Los resultados del enorme esfuerzo que hizo Malawi para responder a la epidemia de VIH que afectó gravemente al país a fines de los años noventa pueden calificarse, al menos en gran medida, de exitosos. Alrededor del 80% del millón de personas que fueron diagnosticadas con el virus están ahora en tratamiento. Y eso es mucho para un país en el que, en 1993, el 30% de las mujeres embarazadas eran seropositivas y en el que más de un 10% de la población tenía y aún tiene el virus.

Sin embargo, para que Malawi llegue algún día a poder dar definitivamente por controlada su epidemia de VIH, tendrá que adoptar formas de prevenir y tratar el virus entre aquellos grupos de población a los que resulta más difícil poder acceder, ya que estas personas siguen siendo las más vulnerables y expuestas al VIH.

Uno de esos grupos de población son las mujeres que ofrecen servicios sexuales a cambio de dinero o bienes materiales; comúnmente conocidas como trabajadoras sexuales*. En Malawi, donde la pobreza y el desempleo siguen siendo muy altos, muchas mujeres y niñas recurren al trabajo sexual como medio de vida para salir adelante y mantener a sus familias. En determinados ambientes nocturnos y en los locales para beber o comprar bebidas de las ciudades más comerciales, así como en aquellos lugares más concurridos, de donde salen y llegan los camiones y autobuses, sus servicios son altamente demandados.

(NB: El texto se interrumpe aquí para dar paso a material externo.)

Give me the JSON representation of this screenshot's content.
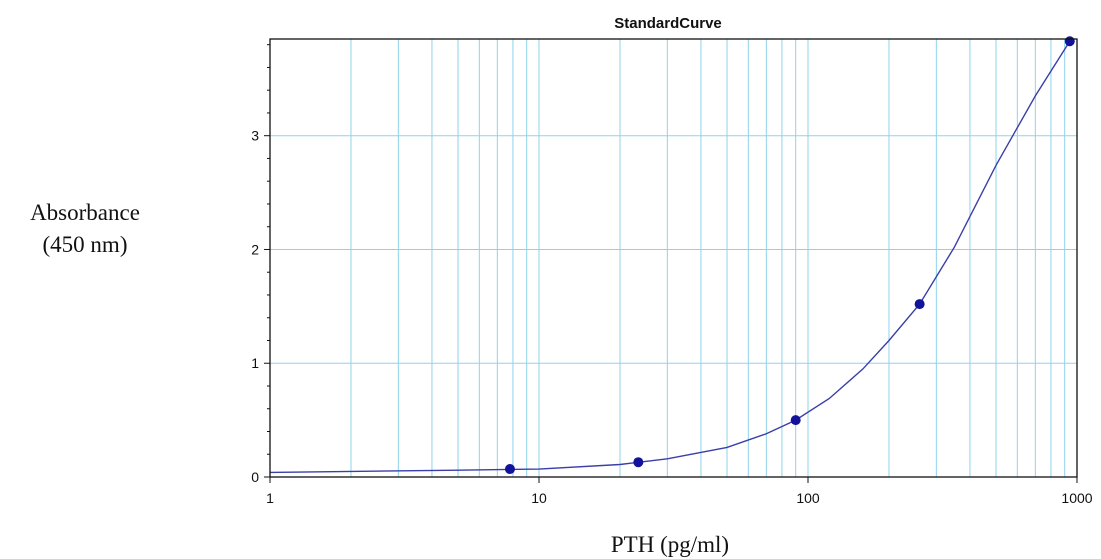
{
  "chart_data": {
    "type": "scatter",
    "title": "StandardCurve",
    "xlabel": "PTH (pg/ml)",
    "ylabel_lines": [
      "Absorbance",
      "(450 nm)"
    ],
    "x_scale": "log",
    "xlim": [
      1,
      1000
    ],
    "ylim": [
      0,
      3.85
    ],
    "x_ticks": [
      1,
      10,
      100,
      1000
    ],
    "x_tick_labels": [
      "1",
      "10",
      "100",
      "1000"
    ],
    "y_ticks": [
      0,
      1,
      2,
      3
    ],
    "y_tick_labels": [
      "0",
      "1",
      "2",
      "3"
    ],
    "grid": true,
    "series": [
      {
        "x": [
          7.8,
          23.4,
          90,
          260,
          940
        ],
        "y": [
          0.07,
          0.13,
          0.5,
          1.52,
          3.83
        ]
      }
    ],
    "fit_curve": {
      "x": [
        1,
        5,
        10,
        20,
        30,
        50,
        70,
        90,
        120,
        160,
        200,
        260,
        350,
        500,
        700,
        940
      ],
      "y": [
        0.04,
        0.06,
        0.07,
        0.11,
        0.16,
        0.26,
        0.38,
        0.5,
        0.69,
        0.95,
        1.2,
        1.52,
        2.02,
        2.74,
        3.35,
        3.83
      ]
    },
    "colors": {
      "grid": "#8fd3ea",
      "curve": "#3a3fa8",
      "points": "#12129a"
    }
  }
}
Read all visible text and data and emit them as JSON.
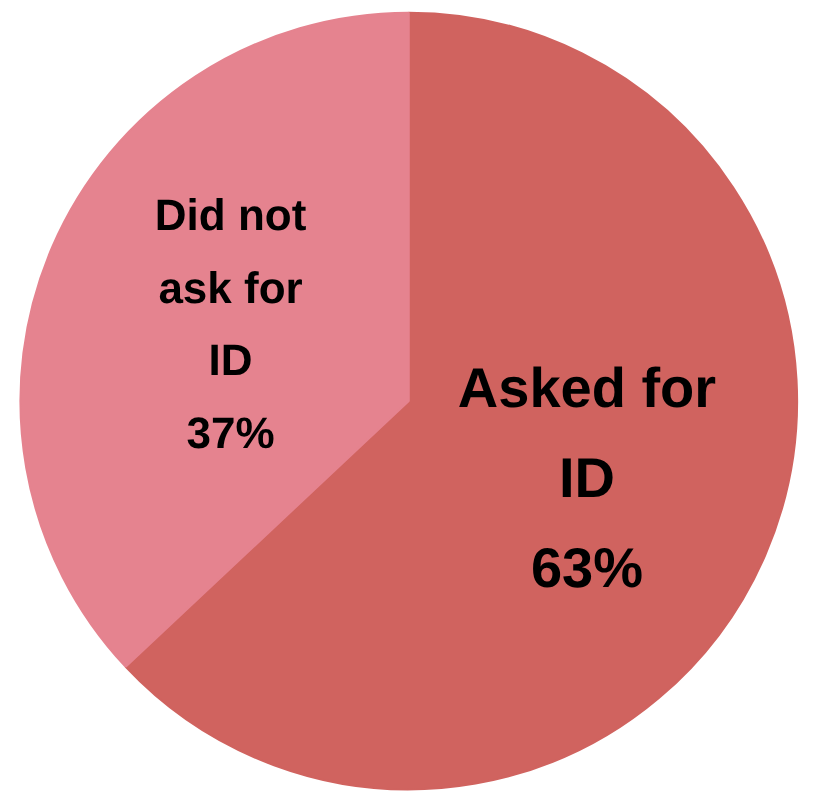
{
  "chart_data": {
    "type": "pie",
    "categories": [
      "Asked for ID",
      "Did not ask for ID"
    ],
    "values": [
      63,
      37
    ],
    "colors": [
      "#d0635f",
      "#e5838f"
    ],
    "value_labels": [
      "63%",
      "37%"
    ]
  }
}
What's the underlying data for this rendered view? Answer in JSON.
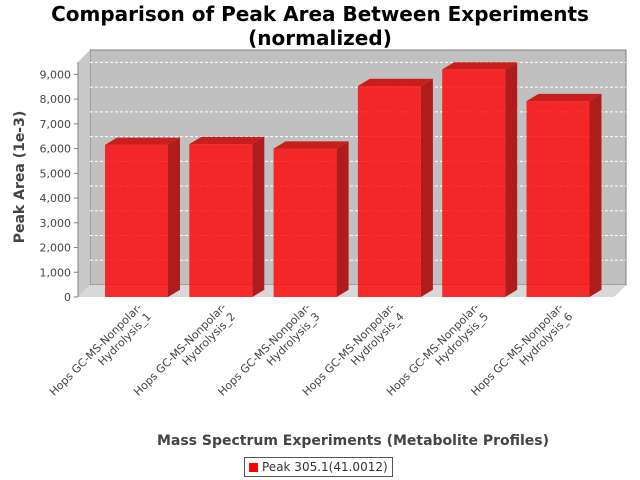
{
  "chart_data": {
    "type": "bar",
    "title_lines": [
      "Comparison of Peak Area Between Experiments",
      "(normalized)"
    ],
    "xlabel": "Mass Spectrum Experiments (Metabolite Profiles)",
    "ylabel": "Peak Area (1e-3)",
    "ylim": [
      0,
      9500
    ],
    "yticks": [
      0,
      1000,
      2000,
      3000,
      4000,
      5000,
      6000,
      7000,
      8000,
      9000
    ],
    "ytick_labels": [
      "0",
      "1,000",
      "2,000",
      "3,000",
      "4,000",
      "5,000",
      "6,000",
      "7,000",
      "8,000",
      "9,000"
    ],
    "grid": true,
    "legend_position": "bottom-center",
    "categories": [
      [
        "Hops GC-MS-Nonpolar-",
        "Hydrolysis_1"
      ],
      [
        "Hops GC-MS-Nonpolar-",
        "Hydrolysis_2"
      ],
      [
        "Hops GC-MS-Nonpolar-",
        "Hydrolysis_3"
      ],
      [
        "Hops GC-MS-Nonpolar-",
        "Hydrolysis_4"
      ],
      [
        "Hops GC-MS-Nonpolar-",
        "Hydrolysis_5"
      ],
      [
        "Hops GC-MS-Nonpolar-",
        "Hydrolysis_6"
      ]
    ],
    "series": [
      {
        "name": "Peak 305.1(41.0012)",
        "color": "#ff0000",
        "values": [
          6150,
          6180,
          6000,
          8530,
          9200,
          7920
        ]
      }
    ]
  }
}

Las trabajadoras sexuales tienen una probabilidad mucho más alta de contraer el VIH, padecer enfermedades de transmisión sexual y sufrir embarazos no deseados que las mujeres que no se dedican al trabajo sexual. De hecho, distintos estudios aseguran que el riesgo que tienen de contraer el VIH es más de cinco veces mayor que el que corren el resto de mujeres. Sin ir más lejos, y según las cifras del Ministerio de Salud del país, la prevalencia del VIH entre las trabajadoras sexuales de 35 a 39 años es del 70,7%, mientras que entre el resto de las mujeres esa cifra se sitúa en el 18,2%.